Terbiyeli şehriye çorbası yaptım. İçin, öyle gidin.
Çocuklar
giremez bu eve. Küf kaplamış tüm masum
oyunların üstünü. “Ebe tura çirkinlik”ten sonrası oynanamadı burada. Her şey
çirkin epeydir. Bu yüzden kapımın önünden çekin çocuklarınızı. Dut ağacımın
hudutlarından uzak durun eşek sıpaları! Burada büyümenizi istemiyorum.

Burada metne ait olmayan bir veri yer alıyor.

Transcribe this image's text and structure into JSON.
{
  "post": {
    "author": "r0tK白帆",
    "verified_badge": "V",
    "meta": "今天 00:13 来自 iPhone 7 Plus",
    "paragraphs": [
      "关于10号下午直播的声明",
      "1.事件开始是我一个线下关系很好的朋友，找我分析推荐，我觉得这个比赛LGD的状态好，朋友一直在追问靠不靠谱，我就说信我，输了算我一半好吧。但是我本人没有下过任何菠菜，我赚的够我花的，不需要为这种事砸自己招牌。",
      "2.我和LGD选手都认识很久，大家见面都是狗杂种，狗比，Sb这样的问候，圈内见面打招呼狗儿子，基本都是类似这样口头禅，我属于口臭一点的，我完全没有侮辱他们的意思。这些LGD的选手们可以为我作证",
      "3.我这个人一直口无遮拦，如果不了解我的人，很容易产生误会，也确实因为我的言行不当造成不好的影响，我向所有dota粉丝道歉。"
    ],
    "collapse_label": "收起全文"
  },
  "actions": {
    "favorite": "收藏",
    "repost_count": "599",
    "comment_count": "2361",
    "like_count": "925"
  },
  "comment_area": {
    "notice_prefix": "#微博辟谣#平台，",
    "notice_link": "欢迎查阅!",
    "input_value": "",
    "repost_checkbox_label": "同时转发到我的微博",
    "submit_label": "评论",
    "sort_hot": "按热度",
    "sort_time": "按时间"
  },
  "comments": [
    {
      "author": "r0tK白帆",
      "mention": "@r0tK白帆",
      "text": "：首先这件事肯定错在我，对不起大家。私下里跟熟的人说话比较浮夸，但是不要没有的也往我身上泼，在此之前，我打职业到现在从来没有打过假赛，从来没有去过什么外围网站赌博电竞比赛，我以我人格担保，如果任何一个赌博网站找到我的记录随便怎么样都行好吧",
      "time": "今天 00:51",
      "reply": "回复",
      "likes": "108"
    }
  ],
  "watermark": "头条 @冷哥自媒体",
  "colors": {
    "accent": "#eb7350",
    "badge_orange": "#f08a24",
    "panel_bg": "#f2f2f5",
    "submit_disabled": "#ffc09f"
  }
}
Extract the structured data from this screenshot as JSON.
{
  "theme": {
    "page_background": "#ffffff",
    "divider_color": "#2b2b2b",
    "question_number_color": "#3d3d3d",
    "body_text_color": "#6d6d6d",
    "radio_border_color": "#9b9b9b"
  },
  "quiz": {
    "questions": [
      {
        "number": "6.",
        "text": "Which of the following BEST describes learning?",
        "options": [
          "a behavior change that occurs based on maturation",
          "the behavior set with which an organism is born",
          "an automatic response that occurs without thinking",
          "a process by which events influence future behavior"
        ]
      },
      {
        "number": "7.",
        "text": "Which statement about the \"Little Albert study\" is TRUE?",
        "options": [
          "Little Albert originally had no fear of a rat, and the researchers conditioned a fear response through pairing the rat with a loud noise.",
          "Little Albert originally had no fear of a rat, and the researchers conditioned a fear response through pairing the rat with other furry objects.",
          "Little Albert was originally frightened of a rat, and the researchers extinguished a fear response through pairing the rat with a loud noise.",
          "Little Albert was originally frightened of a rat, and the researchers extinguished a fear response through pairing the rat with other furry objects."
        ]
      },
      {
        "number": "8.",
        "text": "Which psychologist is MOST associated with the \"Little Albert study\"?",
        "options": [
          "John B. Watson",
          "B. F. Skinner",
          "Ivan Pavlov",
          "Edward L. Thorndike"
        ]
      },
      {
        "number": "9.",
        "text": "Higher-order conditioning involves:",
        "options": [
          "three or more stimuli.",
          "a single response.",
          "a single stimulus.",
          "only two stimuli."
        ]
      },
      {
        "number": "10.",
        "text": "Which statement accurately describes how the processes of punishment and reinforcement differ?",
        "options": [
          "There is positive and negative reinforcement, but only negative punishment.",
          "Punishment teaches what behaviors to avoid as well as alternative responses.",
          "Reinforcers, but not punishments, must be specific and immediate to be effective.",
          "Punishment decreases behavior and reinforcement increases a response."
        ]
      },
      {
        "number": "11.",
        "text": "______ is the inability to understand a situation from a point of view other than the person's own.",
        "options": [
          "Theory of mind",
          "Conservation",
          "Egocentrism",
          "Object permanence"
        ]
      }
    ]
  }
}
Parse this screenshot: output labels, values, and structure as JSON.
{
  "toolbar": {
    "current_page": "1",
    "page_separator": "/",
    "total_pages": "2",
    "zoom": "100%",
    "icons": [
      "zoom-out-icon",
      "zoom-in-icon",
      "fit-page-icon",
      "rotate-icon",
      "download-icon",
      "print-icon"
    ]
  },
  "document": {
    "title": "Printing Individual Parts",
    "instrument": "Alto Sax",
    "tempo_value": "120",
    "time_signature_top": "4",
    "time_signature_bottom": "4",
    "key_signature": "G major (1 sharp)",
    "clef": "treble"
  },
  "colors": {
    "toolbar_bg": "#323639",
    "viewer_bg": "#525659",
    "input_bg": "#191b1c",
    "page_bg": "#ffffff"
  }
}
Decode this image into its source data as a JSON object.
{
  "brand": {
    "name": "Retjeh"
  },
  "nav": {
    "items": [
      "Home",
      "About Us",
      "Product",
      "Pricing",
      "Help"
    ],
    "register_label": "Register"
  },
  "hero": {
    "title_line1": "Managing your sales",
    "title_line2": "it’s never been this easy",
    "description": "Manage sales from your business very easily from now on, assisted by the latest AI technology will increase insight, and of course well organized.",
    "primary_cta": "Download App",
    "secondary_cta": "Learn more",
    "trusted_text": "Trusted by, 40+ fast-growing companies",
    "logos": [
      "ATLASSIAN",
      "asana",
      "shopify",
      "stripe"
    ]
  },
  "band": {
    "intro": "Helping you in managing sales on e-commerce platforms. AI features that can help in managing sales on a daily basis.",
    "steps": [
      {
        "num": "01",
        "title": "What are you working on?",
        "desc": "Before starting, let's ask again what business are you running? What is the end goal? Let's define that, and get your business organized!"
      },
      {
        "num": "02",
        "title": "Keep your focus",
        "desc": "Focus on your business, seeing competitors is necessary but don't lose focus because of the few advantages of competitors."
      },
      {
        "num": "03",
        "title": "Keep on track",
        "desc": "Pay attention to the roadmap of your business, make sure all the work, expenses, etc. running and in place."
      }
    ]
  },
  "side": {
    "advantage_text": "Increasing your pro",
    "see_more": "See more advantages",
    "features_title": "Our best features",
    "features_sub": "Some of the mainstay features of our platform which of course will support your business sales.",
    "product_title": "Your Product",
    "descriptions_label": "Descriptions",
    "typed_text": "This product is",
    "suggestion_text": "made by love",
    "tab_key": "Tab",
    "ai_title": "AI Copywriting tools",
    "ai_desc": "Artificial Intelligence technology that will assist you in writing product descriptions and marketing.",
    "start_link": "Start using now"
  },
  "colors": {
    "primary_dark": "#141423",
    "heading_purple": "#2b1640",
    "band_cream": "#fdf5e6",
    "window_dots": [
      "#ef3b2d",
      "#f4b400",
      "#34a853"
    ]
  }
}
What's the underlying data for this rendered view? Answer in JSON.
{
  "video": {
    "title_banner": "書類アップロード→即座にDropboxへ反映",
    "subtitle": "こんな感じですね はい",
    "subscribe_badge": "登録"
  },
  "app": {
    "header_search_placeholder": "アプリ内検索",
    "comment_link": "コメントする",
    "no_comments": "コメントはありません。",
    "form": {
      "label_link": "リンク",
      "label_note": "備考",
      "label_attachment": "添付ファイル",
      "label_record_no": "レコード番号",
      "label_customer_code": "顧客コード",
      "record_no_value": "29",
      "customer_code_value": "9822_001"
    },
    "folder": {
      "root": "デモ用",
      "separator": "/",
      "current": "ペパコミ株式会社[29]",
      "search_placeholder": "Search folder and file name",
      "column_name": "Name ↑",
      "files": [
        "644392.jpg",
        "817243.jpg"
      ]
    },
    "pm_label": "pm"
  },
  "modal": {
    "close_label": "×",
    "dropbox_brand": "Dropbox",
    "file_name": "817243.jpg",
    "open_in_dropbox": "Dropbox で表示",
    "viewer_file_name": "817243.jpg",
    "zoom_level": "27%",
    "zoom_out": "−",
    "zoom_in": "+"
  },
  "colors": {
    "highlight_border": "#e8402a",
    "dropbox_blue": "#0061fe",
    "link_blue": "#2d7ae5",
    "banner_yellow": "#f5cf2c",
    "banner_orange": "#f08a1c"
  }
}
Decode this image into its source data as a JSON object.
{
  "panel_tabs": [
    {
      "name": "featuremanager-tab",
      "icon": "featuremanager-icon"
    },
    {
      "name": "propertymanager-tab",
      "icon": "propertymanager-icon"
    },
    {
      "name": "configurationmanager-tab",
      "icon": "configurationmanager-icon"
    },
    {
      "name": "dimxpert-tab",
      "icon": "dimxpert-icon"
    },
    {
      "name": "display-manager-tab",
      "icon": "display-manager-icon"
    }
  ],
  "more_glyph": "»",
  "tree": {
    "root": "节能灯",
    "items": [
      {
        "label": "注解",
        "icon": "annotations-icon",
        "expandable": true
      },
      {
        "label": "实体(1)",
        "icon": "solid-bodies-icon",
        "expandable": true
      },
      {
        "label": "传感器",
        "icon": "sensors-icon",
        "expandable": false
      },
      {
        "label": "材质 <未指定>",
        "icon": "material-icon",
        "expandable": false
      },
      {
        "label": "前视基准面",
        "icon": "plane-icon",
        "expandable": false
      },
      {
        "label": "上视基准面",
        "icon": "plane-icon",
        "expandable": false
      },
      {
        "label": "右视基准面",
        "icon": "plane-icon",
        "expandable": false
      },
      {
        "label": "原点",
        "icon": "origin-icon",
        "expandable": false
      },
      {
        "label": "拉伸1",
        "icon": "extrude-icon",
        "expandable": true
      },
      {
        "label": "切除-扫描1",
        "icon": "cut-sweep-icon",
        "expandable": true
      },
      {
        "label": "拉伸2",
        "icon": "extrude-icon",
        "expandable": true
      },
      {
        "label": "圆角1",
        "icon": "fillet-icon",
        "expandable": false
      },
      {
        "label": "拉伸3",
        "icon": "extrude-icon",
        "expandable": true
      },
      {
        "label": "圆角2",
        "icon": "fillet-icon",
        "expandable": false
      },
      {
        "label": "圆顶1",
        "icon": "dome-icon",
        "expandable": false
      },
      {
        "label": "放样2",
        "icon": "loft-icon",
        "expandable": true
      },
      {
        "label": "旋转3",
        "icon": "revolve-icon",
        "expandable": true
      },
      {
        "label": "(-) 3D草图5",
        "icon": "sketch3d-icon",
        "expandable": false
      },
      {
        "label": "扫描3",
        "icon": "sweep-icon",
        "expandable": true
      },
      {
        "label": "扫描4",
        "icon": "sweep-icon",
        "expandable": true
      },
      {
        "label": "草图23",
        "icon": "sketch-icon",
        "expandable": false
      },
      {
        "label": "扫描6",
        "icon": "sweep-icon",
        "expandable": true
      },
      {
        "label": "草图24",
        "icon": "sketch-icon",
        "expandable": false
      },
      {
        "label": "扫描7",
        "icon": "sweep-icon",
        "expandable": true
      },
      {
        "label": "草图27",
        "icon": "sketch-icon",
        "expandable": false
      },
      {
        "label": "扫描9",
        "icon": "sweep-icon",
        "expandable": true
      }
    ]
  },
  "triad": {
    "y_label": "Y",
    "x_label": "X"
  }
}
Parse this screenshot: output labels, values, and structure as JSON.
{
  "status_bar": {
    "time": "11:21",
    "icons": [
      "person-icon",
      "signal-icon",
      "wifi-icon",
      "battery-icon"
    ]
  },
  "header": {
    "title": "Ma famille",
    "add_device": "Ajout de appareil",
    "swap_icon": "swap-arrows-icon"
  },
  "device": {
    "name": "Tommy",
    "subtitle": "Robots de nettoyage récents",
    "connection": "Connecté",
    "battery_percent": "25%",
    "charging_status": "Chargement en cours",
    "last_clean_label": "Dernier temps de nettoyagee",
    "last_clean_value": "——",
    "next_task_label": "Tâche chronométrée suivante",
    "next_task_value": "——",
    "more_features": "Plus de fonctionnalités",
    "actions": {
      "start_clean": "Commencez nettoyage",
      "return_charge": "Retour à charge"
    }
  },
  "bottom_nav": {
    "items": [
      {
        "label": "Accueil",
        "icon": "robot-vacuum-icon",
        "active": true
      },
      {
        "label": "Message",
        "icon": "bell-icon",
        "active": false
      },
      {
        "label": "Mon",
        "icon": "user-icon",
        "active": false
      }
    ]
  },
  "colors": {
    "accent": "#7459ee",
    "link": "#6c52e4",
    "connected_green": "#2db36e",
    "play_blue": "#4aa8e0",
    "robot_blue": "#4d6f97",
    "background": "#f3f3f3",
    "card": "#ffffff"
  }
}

Körebenin gözü açıldı bu evde. Dokuz taşın dokuzu da çalındı. Saklambaçta
gözünü yuman uyumsuz, – Gus Van Sant’a selam olsun- silahıyla ebeledi tüm
saklanamayan yavaşları. Hızlı, kurnaz ve acımasız olanlar kazandı burada. Henüz
hazır değilsiniz büyümeye. Mahzende sakladığım ipi de veremem ki size atlamanız
için. On sekiz yaşından gün almamış çocuklar asıldı onla. Elimde futbol
endüstrisine köle olmuş dokuz kat
plastikten bir top var. Onu versem yine de oynayabilir misiniz? İstop! Hiç
sanmam... Galiba en iyisi, Aksak Timur gibi ilerleyen eğitim sisteminden hatıra
bir tebeşir vermek size. Karalayın gidiş geliş dört şerit duble karayollarını
istediğiniz gibi. Seke seke uzaklaşın buradan!
Annesinden
gizli makyaj yapan, etek boyunu evden çıkınca kısaltan kızlar, bu ev okul
kantini değil! Okul basketbol takımının oyun kurucusunu başka yerde arayın,
başka yerde sığının Platon’a. İlk aşk oyunlarınız için fazlaca loş burası.
Hello Kitty ve Snoopy tişörtlerini yer bezi yaptım. Bu gerçeklik size ağır
gelir. Gidin! Ağlama duvarı yok benim evimde. Aşk acısını “Mörhöbö bön göldüm”
sesli, orantısız uzamış ergenlerin yamacında dindirin. Bana kalbiniz kadar
temiz sayfalar ayırmayın kızlar! Uçak yapabilirim onlarla. Yaş sınırı olan
yerlere gider bu uçaklar. Kapıda kalırsınız, acımam...Acımam her şart altında
kolayca akıtabildiğiniz göz yaşlarınıza. Anahtarları burada değil klişe maniler
yazılı hatıra defterlerinizin. Kuyunun başında toplanmayın boşuna. Dibinde
sınıfın en sivilceli, sessiz gençleri boğulmakta şimdi. İşinize gelmez. Pembe,
kokulu defterlerinize çizdiğiniz anatomiye aykırı kalplerin içinden geçen
oklarla vurulmuş bu gözlüklü şişkolara aldırmayın. Görmezlikten gelin
onları...Her zamanki gibi... Uzak durun bu evden! Tam kafiyeli tüm şiirleri
toplayın bahçemden. Akrostiş tekniği kullanılan “ilk harflere baksana”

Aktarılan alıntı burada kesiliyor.